Une très faible partie du sol était la propriété de ceux qui cultivaient. Par le maintien du système féodal, les feudataires avaient conservé, sur la plupart des terrains, dont la jouissance appartenait aux particuliers et aux communes, un droit de redevance qui leur en assurait la propriété directe : d’autres terres étaient allouées à des particuliers par les communes sous des conditions à peu près semblables ; enfin les domaines dont les seigneurs n’avaient point aliénés l’usufruit étaient, comme en Espagne, administrés par des agens subalternes, sur lesquels les barons se reposaient du soin de mettre en culture de vastes terrains qu’ils ne connaissaient bien souvent que par les revenus qu’ils en retiraient. Quelques-uns de ces grands propriétaires daignaient, il est vrai, visiter leurs domaines pendant les mois d’avril ou de mai ; mais ces courtes apparitions étaient bien insuffisantes pour vaincre l’inertie des paysans, opposés par instinct aux améliorations ; car un des traits caractéristiques du paysan sarde est d’avoir en horreur tout ce qui tend à troubler ses habitudes routinières. Une satisfaction intime, un naïf orgueil, qui sont en lui, repoussent l’idée de tout perfectionnement.

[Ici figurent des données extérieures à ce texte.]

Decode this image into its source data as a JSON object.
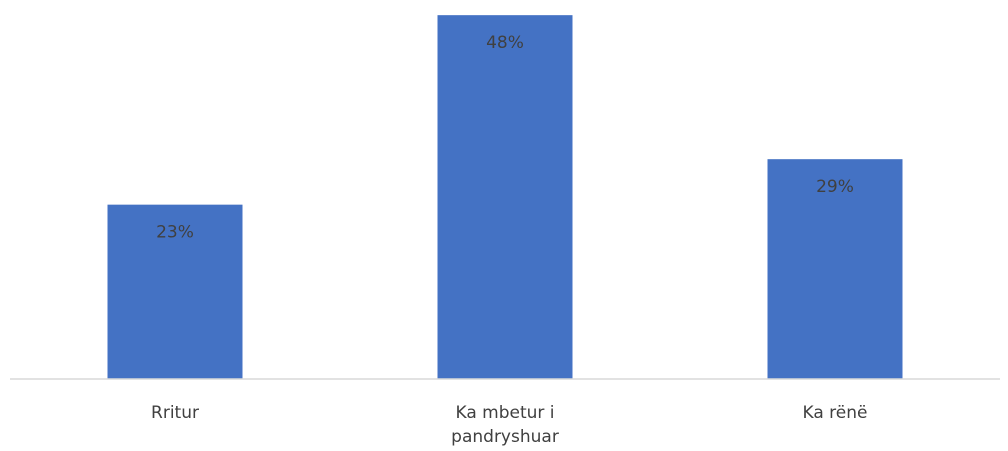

Un changement dans l’état de la propriété était d’autant plus désirable, que le fardeau commençait à peser aux privilégiés aussi bien qu’aux paysans. Les hauts-barons, qui apparaissaient à peine une fois l’an sur leurs terres, étaient naturellement fort indifférens à l’exercice de leurs droits féodaux. L’administration de la justice leur semblait onéreuse, et, quand ils le pouvaient, ils préféraient l’impunité d’un délit qui les touchait peu aux charges de la répression. Aussi la justice baronniale laissait-elle beaucoup à désirer. Quant aux prestations de tout genre attachées au droit de suzeraineté, elles ne composaient aux feudataires qu’un revenu modique et incertain. Il y avait donc avantage pour tous à compenser les redevances féodales par une indemnité une fois payée.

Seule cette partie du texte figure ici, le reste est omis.